Question 9.13: Shoot-Out at the Old Water Tank GOAL Apply Bernoulli’s equat...
Shoot-Out at the Old Water Tank
GOAL Apply Bernoulli’s equation to find the speed of a fluid.
PROBLEM A nearsighted sheriff fires at a cattle rustler with his trusty six-shooter. Fortunately for the rustler, the bullet misses him and penetrates the town water tank, causing a leak (Fig. 9.32 on page 304). (a) If the top of the tank is open to the atmosphere, determine the speed at which the water leaves the hole when the water level is 0.500 m above the hole. (b) Where does the stream hit the ground if the hole is 3.00 m above the ground?
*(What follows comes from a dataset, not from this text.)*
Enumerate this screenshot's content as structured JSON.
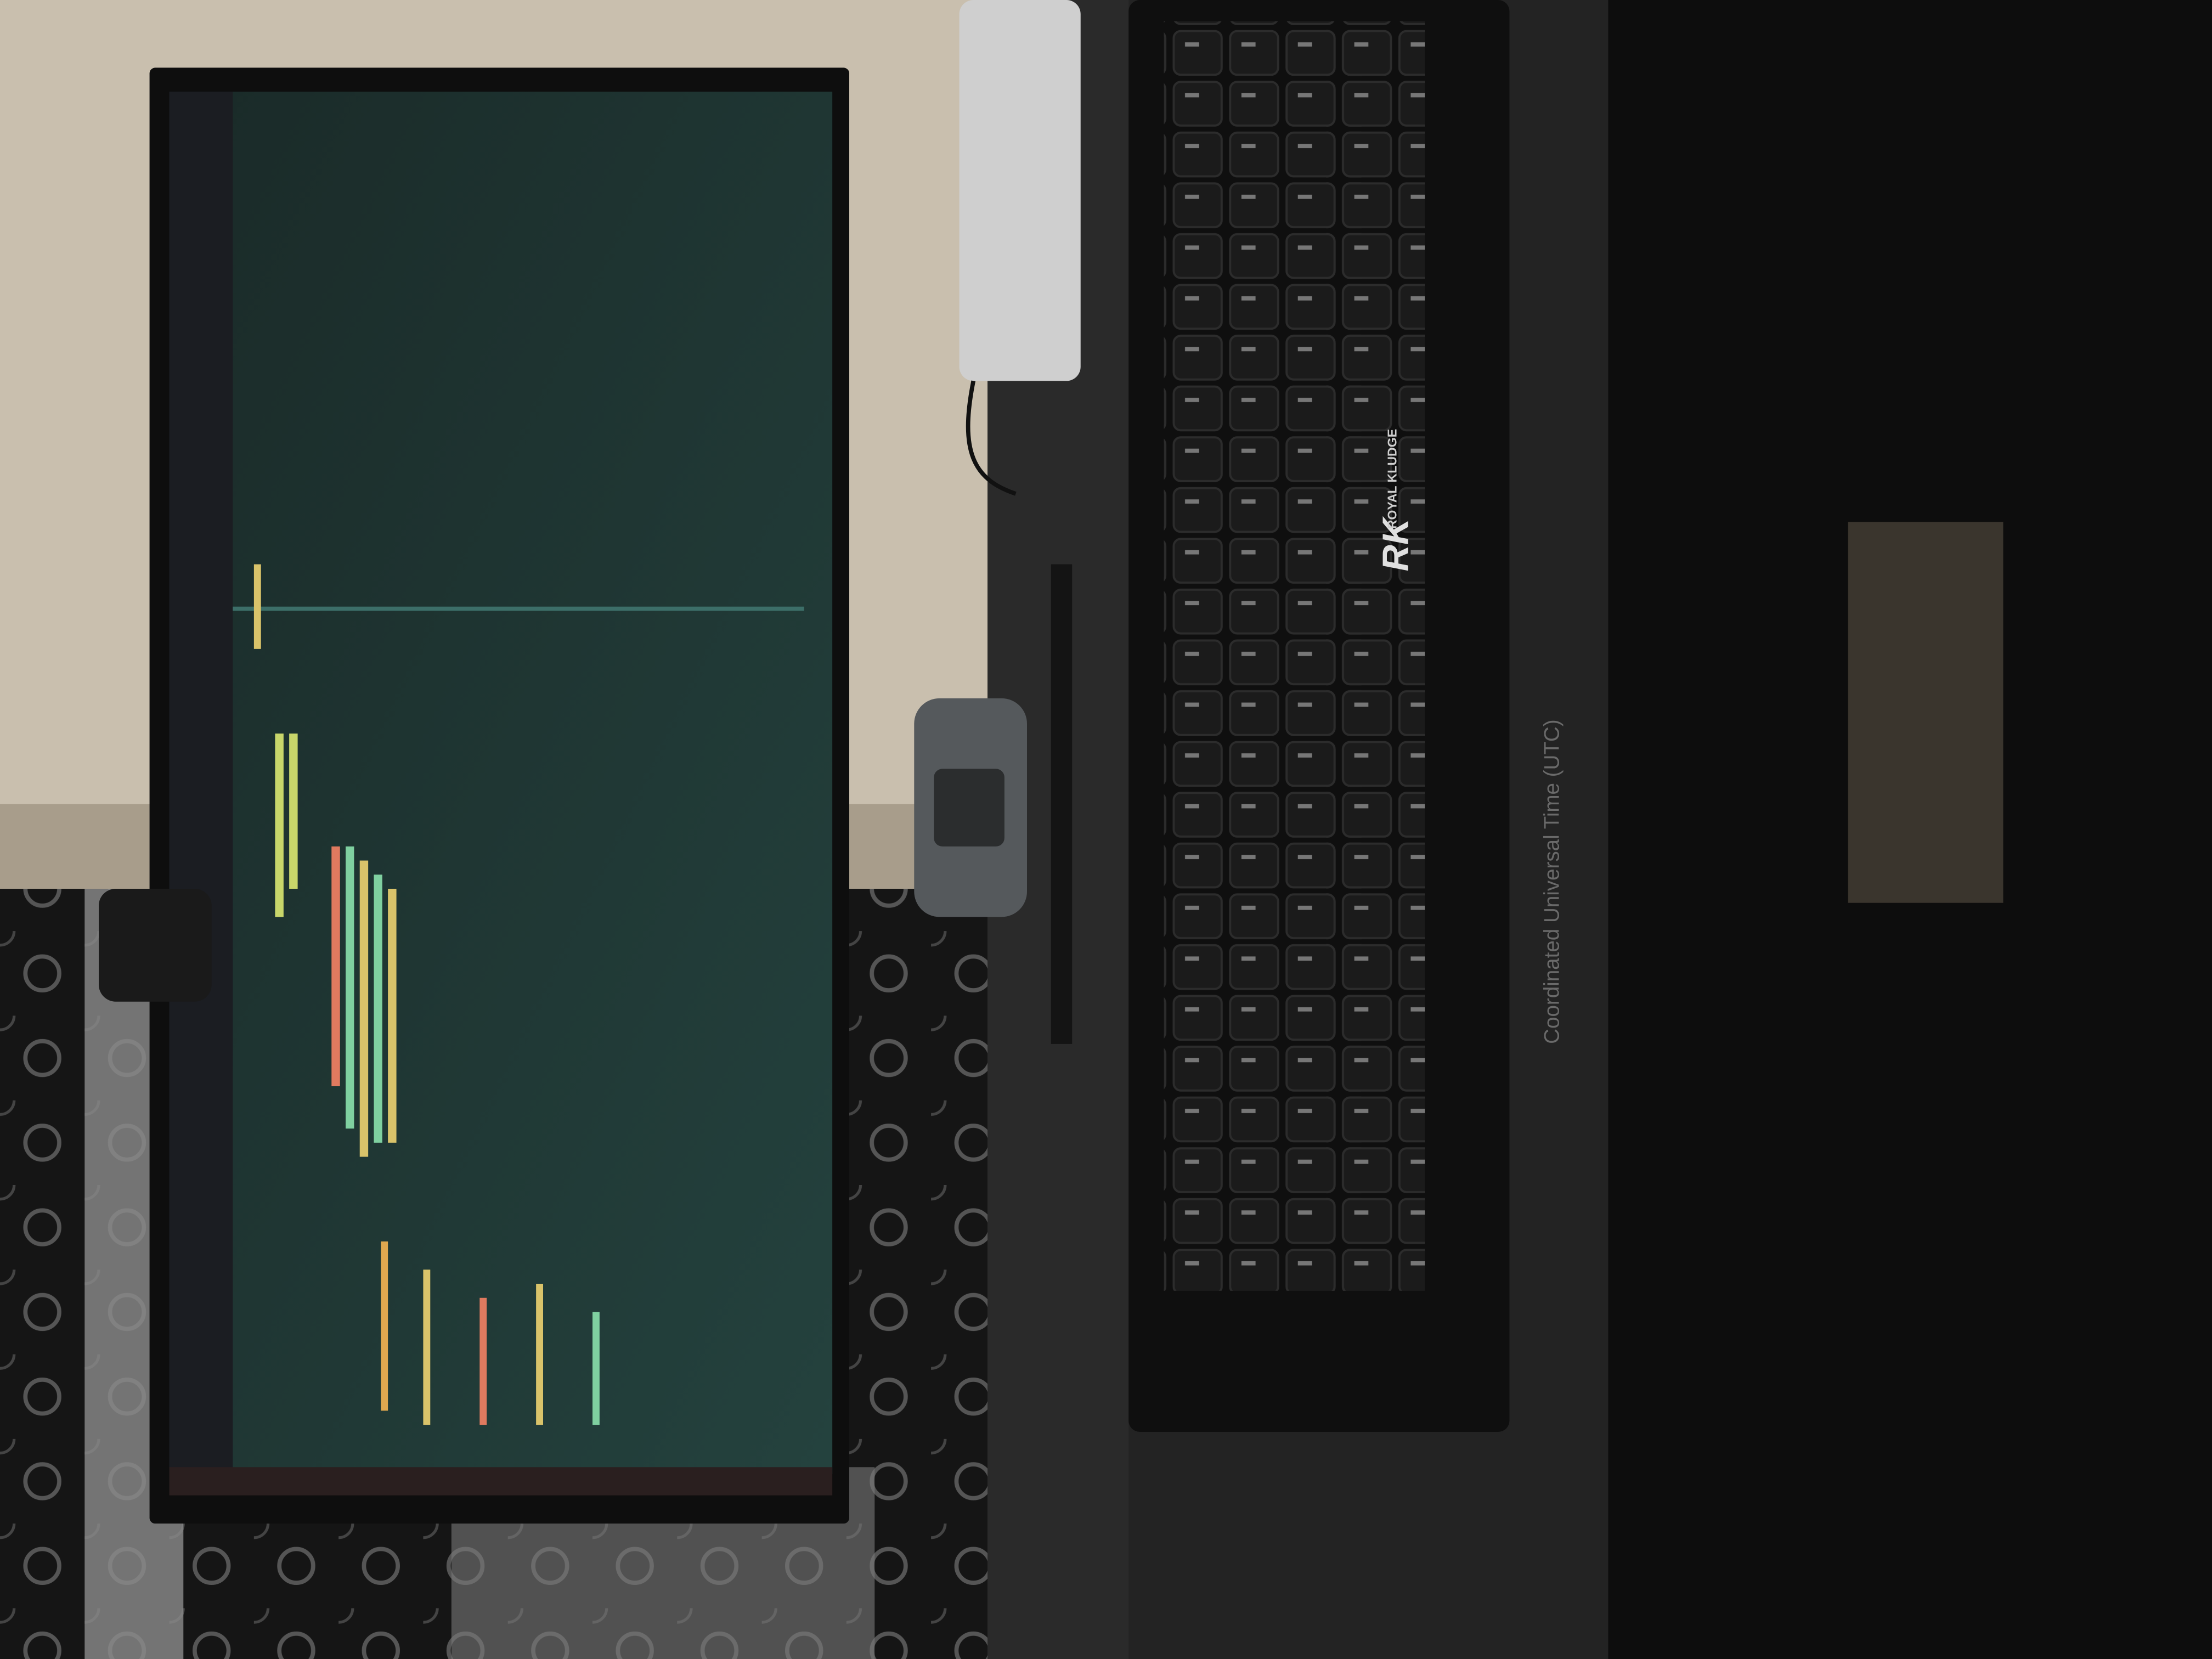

STRATEGY (a) Assume the tank’s cross-sectional area is large compared to the hole’s (A_{2}\gt \gt A_{1}) , so the water level drops very slowly and v_{2}\approx0. Apply Bernoulli’s equation to points ① and ② in Figure 9.31, noting that {\mathbf{}}P_{1} equals atmospheric pressure {\mathbf{}}P_{o} at the hole and is approximately the same at the top of the water tank. Part (b) can be solved with kinematics, just as if the water were a ball thrown horizontally.
(a) Find the speed of the water leaving the hole.
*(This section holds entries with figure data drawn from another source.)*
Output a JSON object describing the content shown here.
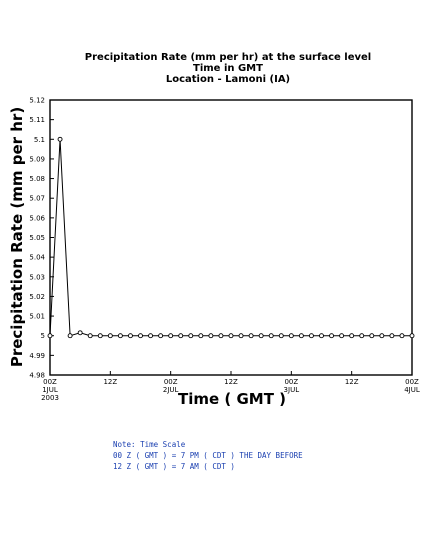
{
  "chart_data": {
    "type": "line",
    "title": "Precipitation Rate (mm per hr) at the surface level",
    "subtitle": [
      "Time in GMT",
      "Location - Lamoni (IA)"
    ],
    "xlabel": "Time ( GMT )",
    "ylabel": "Precipitation Rate (mm per hr)",
    "ylim": [
      4.98,
      5.12
    ],
    "xlim_hours": [
      0,
      72
    ],
    "y_ticks": [
      "4.98",
      "4.99",
      "5",
      "5.01",
      "5.02",
      "5.03",
      "5.04",
      "5.05",
      "5.06",
      "5.07",
      "5.08",
      "5.09",
      "5.1",
      "5.11",
      "5.12"
    ],
    "x_ticks": [
      {
        "hour": 0,
        "lines": [
          "00Z",
          "1JUL",
          "2003"
        ]
      },
      {
        "hour": 12,
        "lines": [
          "12Z"
        ]
      },
      {
        "hour": 24,
        "lines": [
          "00Z",
          "2JUL"
        ]
      },
      {
        "hour": 36,
        "lines": [
          "12Z"
        ]
      },
      {
        "hour": 48,
        "lines": [
          "00Z",
          "3JUL"
        ]
      },
      {
        "hour": 60,
        "lines": [
          "12Z"
        ]
      },
      {
        "hour": 72,
        "lines": [
          "00Z",
          "4JUL"
        ]
      }
    ],
    "series": [
      {
        "x_hours": [
          0,
          2,
          4,
          6,
          8,
          10,
          12,
          14,
          16,
          18,
          20,
          22,
          24,
          26,
          28,
          30,
          32,
          34,
          36,
          38,
          40,
          42,
          44,
          46,
          48,
          50,
          52,
          54,
          56,
          58,
          60,
          62,
          64,
          66,
          68,
          70,
          72
        ],
        "values": [
          5.0,
          5.1,
          5.0,
          5.0015,
          5.0,
          5.0,
          5.0,
          5.0,
          5.0,
          5.0,
          5.0,
          5.0,
          5.0,
          5.0,
          5.0,
          5.0,
          5.0,
          5.0,
          5.0,
          5.0,
          5.0,
          5.0,
          5.0,
          5.0,
          5.0,
          5.0,
          5.0,
          5.0,
          5.0,
          5.0,
          5.0,
          5.0,
          5.0,
          5.0,
          5.0,
          5.0,
          5.0
        ]
      }
    ],
    "grid": false
  },
  "note": {
    "lines": [
      "Note: Time Scale",
      "00 Z ( GMT ) = 7 PM ( CDT ) THE DAY BEFORE",
      "12 Z ( GMT ) = 7 AM ( CDT )"
    ],
    "color": "#1a3fb0"
  }
}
Substitute P_{1}=P_{2}=P_{0} and v_{2}\approx0 into Bernoulli’s equation, and solve for v_{1}:
P_{0}+{\frac{1}{2}}\rho v_{1}^{2}+\rho g y_{1}=P_{0}+\rho g y_{2}
v_{1}={\sqrt{2g(y_{2}-y_{1})}}={\sqrt{2g h}}
v_{1}={\sqrt{2(9.80~{\mathrm{m/s}}^{2})(0.500~{\mathrm{m}})}}=3.13~{\mathrm{m/s}}
(b) Find where the stream hits the ground.
Use the displacement equation to find the time of the fall, noting that the stream is initially horizontal, so v_{0y}~=~0.
\Delta y=-\textstyle{\frac{1}{2}}g t^{2}+v_{0y}t
-3.00\mathrm{~m}=-(4.90\mathrm{~m}/s^{2})t^{2}
t=0.782\ \mathrm{s}
Compute the horizontal distance the stream travels in this time:
x=v_{0x}t=(3.13~{\mathrm{m/s}})(0.782~{\mathrm{s}})=~\textstyle{{2.45~\mathrm{m}}}
REMARKS As the analysis of part (a) shows, the speed of the water emerging from the hole is equal to the speed acquired by an object falling freely through the vertical distance h. This is known as Torricelli’s law.